Selon diverses sources, l’entreprise participerait également à l’analyse du renseignement, à des opérations d’écoute et de surveillance visant certaines missions diplomatiques à Bamako, ainsi qu’à la localisation des émissions radio utilisées par les groupes armés que les autorités maliennes qualifient de terroristes.
SADAT aurait également pris part à la formation des forces spéciales antiterroristes maliennes (FORSAT).
Toujours selon ces informations, ses activités seraient volontairement maintenues dans la discrétion afin d’échapper à l’attention de la presse internationale et des services de renseignement étrangers présents au Mali. Cette discrétion permettrait également d’éviter que la Turquie soit perçue comme une partie directement engagée dans le conflit malien aux côtés des mercenaires russes, alors même qu’Ankara est membre de l’OTAN, dont plusieurs États considèrent le groupe Wagner comme une organisation terroriste.

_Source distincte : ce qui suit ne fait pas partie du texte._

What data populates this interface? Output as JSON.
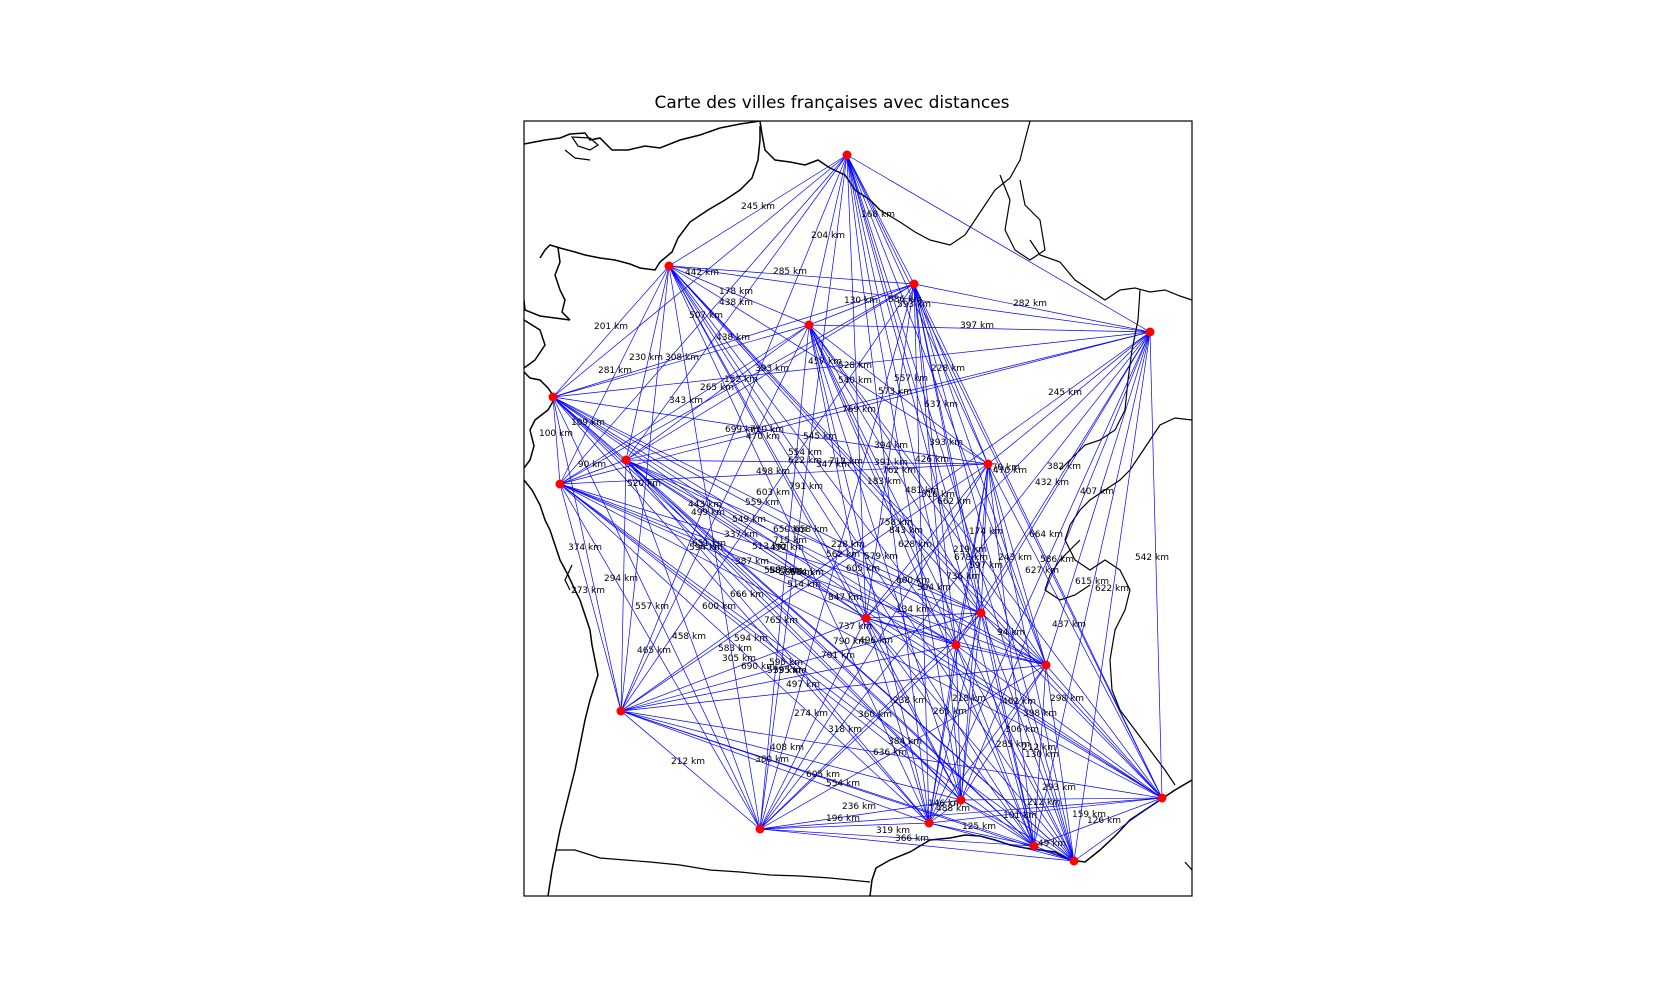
{
  "title": "Carte des villes françaises avec distances",
  "colors": {
    "background": "#ffffff",
    "edge": "#0000ff",
    "city_marker": "#ff0000",
    "coastline": "#000000",
    "frame": "#000000",
    "label": "#000000"
  },
  "distance_labels": [
    "245 km",
    "168 km",
    "204 km",
    "442 km",
    "285 km",
    "178 km",
    "438 km",
    "130 km",
    "586 km",
    "593 km",
    "282 km",
    "507 km",
    "397 km",
    "201 km",
    "438 km",
    "308 km",
    "230 km",
    "457 km",
    "528 km",
    "228 km",
    "281 km",
    "152 km",
    "393 km",
    "540 km",
    "557 km",
    "265 km",
    "573 km",
    "343 km",
    "637 km",
    "245 km",
    "769 km",
    "109 km",
    "100 km",
    "699 km",
    "710 km",
    "470 km",
    "545 km",
    "394 km",
    "393 km",
    "554 km",
    "622 km",
    "712 km",
    "347 km",
    "391 km",
    "426 km",
    "470 km",
    "470 km",
    "382 km",
    "90 km",
    "498 km",
    "762 km",
    "520 km",
    "791 km",
    "183 km",
    "432 km",
    "481 km",
    "516 km",
    "662 km",
    "407 km",
    "603 km",
    "559 km",
    "443 km",
    "499 km",
    "549 km",
    "758 km",
    "843 km",
    "650 km",
    "658 km",
    "174 km",
    "664 km",
    "337 km",
    "715 km",
    "228 km",
    "651 km",
    "594 km",
    "513 km",
    "492 km",
    "562 km",
    "628 km",
    "579 km",
    "219 km",
    "678 km",
    "243 km",
    "586 km",
    "542 km",
    "374 km",
    "387 km",
    "585 km",
    "586 km",
    "597 km",
    "627 km",
    "588 km",
    "584 km",
    "514 km",
    "605 km",
    "600 km",
    "594 km",
    "615 km",
    "622 km",
    "294 km",
    "736 km",
    "273 km",
    "666 km",
    "557 km",
    "600 km",
    "847 km",
    "134 km",
    "765 km",
    "737 km",
    "437 km",
    "458 km",
    "594 km",
    "94 km",
    "465 km",
    "583 km",
    "790 km",
    "496 km",
    "595 km",
    "305 km",
    "701 km",
    "690 km",
    "573 km",
    "595 km",
    "298 km",
    "497 km",
    "238 km",
    "218 km",
    "462 km",
    "274 km",
    "360 km",
    "398 km",
    "318 km",
    "265 km",
    "306 km",
    "384 km",
    "285 km",
    "212 km",
    "408 km",
    "636 km",
    "130 km",
    "380 km",
    "212 km",
    "605 km",
    "554 km",
    "293 km",
    "236 km",
    "196 km",
    "146 km",
    "488 km",
    "212 km",
    "159 km",
    "101 km",
    "126 km",
    "319 km",
    "125 km",
    "366 km",
    "49 km"
  ]
}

Des sources présentées comme indépendantes au sein de certains milieux du renseignement diplomatique à Bamako affirment par ailleurs que l’attaché militaire ainsi que le deuxième secrétaire de l’ambassade de France au Mali auraient été parmi les victimes indirectes des opérations et orientations fournies par SADAT, une structure qui serait pilotée par les services de renseignement turcs.
Note :
Les écoles Maarif sont des établissements d’enseignement internationaux relevant de la Fondation turque Maarif (Türkiye Maarif Vakfı), une institution publique créée en 2016 par le Parlement turc. Présentes dans des dizaines de pays, elles ont officiellement pour mission de fournir un enseignement de qualité et de promouvoir la culture turque.
Toutefois, certains observateurs et détracteurs les accusent de servir de couverture à des activités de renseignement liées aux services de sécurité turcs.